因此可以想象,当他们看到了一部特诚恳的片子时,心情有多么的愉悦。
“别发呆,快点上去!”
那边主持人已经拿着话筒介绍了,宁浩还不知所措地坐在那儿,褚青便使劲推了他一把。
“啊?好!”
他慌乱地点点头,手脚僵硬地走上台,跟观众摆摆手。
“哇哦!”
见导演露面,底下人愈加欢实,连带着欢呼声一并沸腾。
褚青没跟上去,好笑地看他生疏地与观众互动,忽然觉着这也不仅仅是部商品,同样具有美妙的成就感。
“……”
娄烨和王小帅却颇为复杂地盯着这位后辈,老实讲,他们没怎么瞧得上宁浩。
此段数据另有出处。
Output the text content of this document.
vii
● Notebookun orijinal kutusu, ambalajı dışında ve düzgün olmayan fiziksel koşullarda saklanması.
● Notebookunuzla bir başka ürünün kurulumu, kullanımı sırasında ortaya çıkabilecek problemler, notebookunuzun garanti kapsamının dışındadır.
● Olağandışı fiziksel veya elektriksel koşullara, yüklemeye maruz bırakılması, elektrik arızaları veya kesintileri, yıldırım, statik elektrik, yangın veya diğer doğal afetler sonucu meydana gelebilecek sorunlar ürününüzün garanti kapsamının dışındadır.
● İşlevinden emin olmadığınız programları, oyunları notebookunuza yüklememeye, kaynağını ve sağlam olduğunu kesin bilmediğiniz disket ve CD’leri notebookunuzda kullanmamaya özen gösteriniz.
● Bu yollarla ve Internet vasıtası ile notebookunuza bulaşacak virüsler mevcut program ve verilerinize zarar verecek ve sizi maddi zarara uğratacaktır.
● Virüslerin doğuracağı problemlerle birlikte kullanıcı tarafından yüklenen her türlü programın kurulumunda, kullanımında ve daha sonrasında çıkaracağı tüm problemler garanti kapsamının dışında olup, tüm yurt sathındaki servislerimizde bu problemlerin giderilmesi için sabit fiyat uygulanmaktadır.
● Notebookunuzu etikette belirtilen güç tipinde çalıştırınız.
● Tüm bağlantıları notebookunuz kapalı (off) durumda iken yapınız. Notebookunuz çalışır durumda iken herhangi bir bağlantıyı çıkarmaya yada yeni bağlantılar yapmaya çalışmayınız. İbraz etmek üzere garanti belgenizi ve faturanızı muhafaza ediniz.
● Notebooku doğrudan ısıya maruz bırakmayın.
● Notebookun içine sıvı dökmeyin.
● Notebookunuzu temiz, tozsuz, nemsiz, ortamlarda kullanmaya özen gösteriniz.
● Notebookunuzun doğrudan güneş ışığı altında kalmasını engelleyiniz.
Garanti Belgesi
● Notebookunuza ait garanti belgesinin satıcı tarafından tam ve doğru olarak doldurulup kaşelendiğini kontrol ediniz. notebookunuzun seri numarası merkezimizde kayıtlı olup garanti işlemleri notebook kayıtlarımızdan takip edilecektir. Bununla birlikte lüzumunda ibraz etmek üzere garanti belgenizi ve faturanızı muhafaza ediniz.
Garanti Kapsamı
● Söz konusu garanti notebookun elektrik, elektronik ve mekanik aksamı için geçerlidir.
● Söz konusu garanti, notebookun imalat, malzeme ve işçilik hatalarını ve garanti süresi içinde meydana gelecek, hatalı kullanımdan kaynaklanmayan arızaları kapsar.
但此刻,他们又不得不承认,起码在讲故事的能力上,对方远超自己。
不仅这两位,那些国内媒体也纷纷惊奇:因为太难得了,他青涩,审美独立,不同于第六代的任何一个,完全是一种新的叙事风格与技巧。
若说他开创了第七代,那未免太夸张,可所有人都承认,这个年轻人非常值得去期待。
……
“哎浩子,我怎么有点没看懂呢?”
热热闹闹的发布会后,在回酒店吃饭的路上,褚青忍不住问道。
“青哥您逗我,您都看那么多遍了,这会说没懂?”对方以为是开玩笑。
“没跟你逗,就那个结尾,我以前老觉着那和尚挺悲伤的,可今天看又觉着他特无所谓。”
褚青品了品感想,转头又问娄烨:“您说呢?”
“我感觉他应该是一种信仰的丧失,被世俗同化了。”娄导道。
“我倒认为那和尚很迷茫。”王小帅持不同意见。
“不对不对,他学会了新的谋生手段,以后不愁吃穿,不愁香火钱,所以不应该迷茫。”娄烨立即反驳。
“一个人失去信仰不可能异化得那么快,肯定得有个迷茫惶恐的过程。”王小帅丝毫不让。
“行了行了,咱们别吵吵!”
褚青头疼,赶紧劝架,又轻轻踢了下宁浩。
那货才反应过来,道:“我写剧本的时候,是写他迷茫的,可后来实际一拍,发现用另一种方式处理比较好。呃,其实按佛家的话说,你看他是异化,便是异化;你看他是坚执,便是坚执。”